Verizon recently released their annual state of PCI Compliance Report, which attempts to give a snapshot of current issues in the space as well as trending data over previous years. To summarize the report, the state of PCI Compliance is “not good.” It’s now 2015, more than 10 years after the first release of the standard, and we continue to struggle with compliance rates. In a Computer Weekly article, the GM of the Council says that “wake-up call for every business that cares about payment security.”
Respectfully, I think that the results in this report should be a wake-up call for the Council. These findings combined with lower than expected compliance rates and continued breaches (none of which came from compliant merchants) call the effectiveness of PCI DSS into question. Yes, there are items in the report that should surprise the industry in general.

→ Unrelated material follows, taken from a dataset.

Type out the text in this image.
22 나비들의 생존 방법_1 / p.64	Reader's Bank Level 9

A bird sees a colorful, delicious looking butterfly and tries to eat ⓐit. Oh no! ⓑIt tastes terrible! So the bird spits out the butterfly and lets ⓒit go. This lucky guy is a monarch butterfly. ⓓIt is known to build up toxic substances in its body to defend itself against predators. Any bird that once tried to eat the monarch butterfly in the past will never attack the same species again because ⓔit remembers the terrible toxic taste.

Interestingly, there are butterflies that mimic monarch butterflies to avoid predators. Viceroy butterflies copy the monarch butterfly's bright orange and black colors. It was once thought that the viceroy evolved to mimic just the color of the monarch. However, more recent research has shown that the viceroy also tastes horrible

Everyone from payment brand to acquirer to merchant to service provider can find a few items that are relevant and should be addressed sooner rather than later. The bigger story here is that we’re more than 10 years into the PCI DSS journey and merchants still struggle with some of the basic requirements. PCI DSS has grown in complexity tremendously over the years, and the changes from 2.0 to 3.0 are proving to be quite challenging (ask any e-commerce merchant who now has to fill out SAQ A-EP).
I’ve always supported the positive aspects of the standard (and still do). What I hope the framers of the DSS do now is take the opportunity in the current review cycle (which closes soon!) to really re-think the problem they are trying to solve and how they are going about solving it. There are better ways out there. Hopefully we can discover them!